Um documento elaborado por autoridades de segurança revelou que houve ameaças direcionadas a atletas e árbitros na competição. Antes da partida entre Argentina e Jordânia, por exemplo, um homem telefonou para o aeroporto de Dallas afirmando que invadiria o estádio com explosivos improvisados e um fuzil, visando Messi. O jogador foi citado como alvo novamente antes do confronto entre Argentina e Egito.

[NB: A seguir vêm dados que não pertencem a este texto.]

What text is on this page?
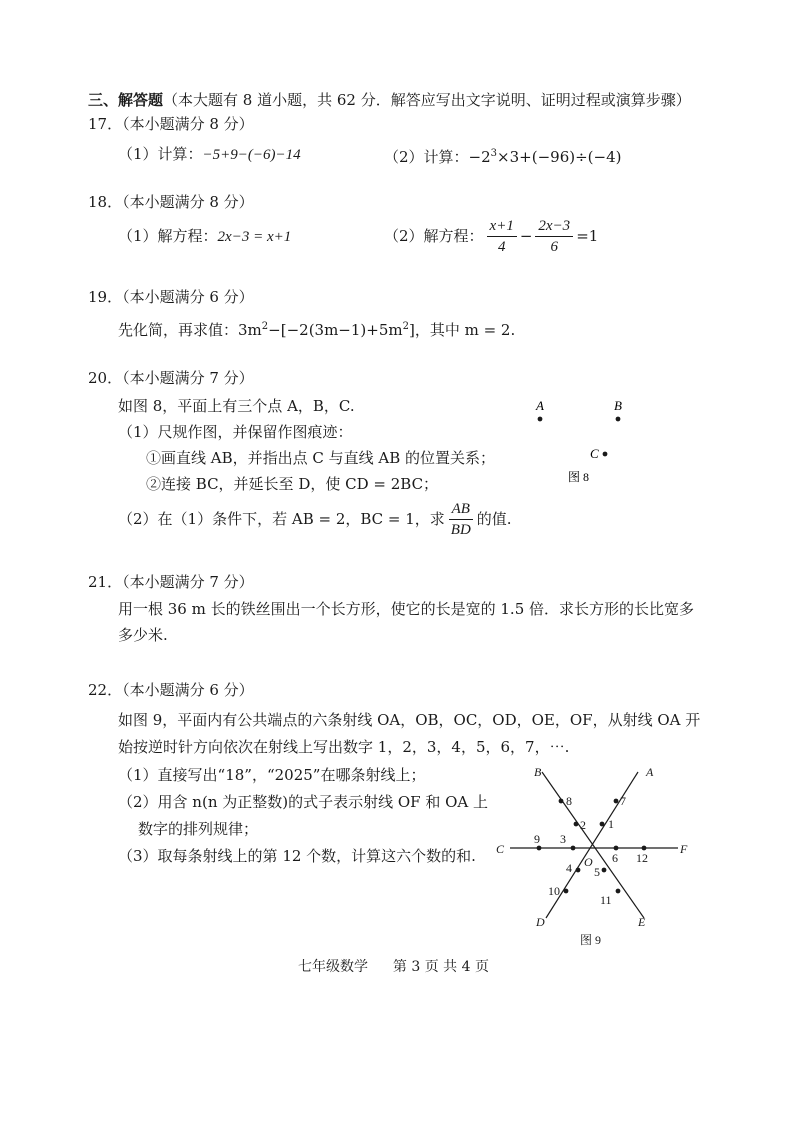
三、解答题（本大题有 8 道小题，共 62 分．解答应写出文字说明、证明过程或演算步骤）
17．（本小题满分 8 分）
（1）计算：−5+9−(−6)−14	（2）计算：$-2^3\times 3+(-96)\div(-4)$
18．（本小题满分 8 分）
（1）解方程：2x−3 = x+1	（2）解方程： $\frac{x+1}{4} - \frac{2x-3}{6} =1$
19．（本小题满分 6 分）
先化简，再求值：$3m^2-[-2(3m-1)+5m^2]$，其中 m = 2.
20．（本小题满分 7 分）
如图 8，平面上有三个点 A，B，C.
（1）尺规作图，并保留作图痕迹：
①画直线 AB，并指出点 C 与直线 AB 的位置关系；
②连接 BC，并延长至 D，使 CD = 2BC；
（2）在（1）条件下，若 AB = 2，BC = 1，求 $\frac{AB}{BD}$ 的值.
A	B
C
图 8
21．（本小题满分 7 分）
用一根 36 m 长的铁丝围出一个长方形，使它的长是宽的 1.5 倍．求长方形的长比宽多
多少米.
22．（本小题满分 6 分）
如图 9，平面内有公共端点的六条射线 OA，OB，OC，OD，OE，OF，从射线 OA 开
始按逆时针方向依次在射线上写出数字 1，2，3，4，5，6，7，⋯.
（1）直接写出“18”，“2025”在哪条射线上；
（2）用含 n(n 为正整数)的式子表示射线 OF 和 OA 上
数字的排列规律；
（3）取每条射线上的第 12 个数，计算这六个数的和.
A
B
C
D	E
F
O
1
7
2
8
3
9
4
10
5
11
6 12
图 9
七年级数学 第 3 页 共 4 页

Outros incidentes registraram a vigilância de um homem suspeito que buscava informações sobre o hotel da delegação de Cristiano Ronaldo. A polícia de Houston deteve o indivíduo dois dias após a comunicação da FIFA ao FBI. Em Toronto, outro homem foi preso após tentar entrar no elevador de Ronaldo, alegando querer tirar uma fotografia.
As ameaças não se limitaram aos atletas. O árbitro francês François Letexier recebeu mais de 6 mil mensagens de ódio em seu telefone pessoal, e o árbitro de vídeo (VAR) Willy Delajod também foi alvo de ameaças. Diante disso, as autoridades francesas reforçaram a segurança das residências dos árbitros e de seus familiares, exigindo medidas adicionais de proteção.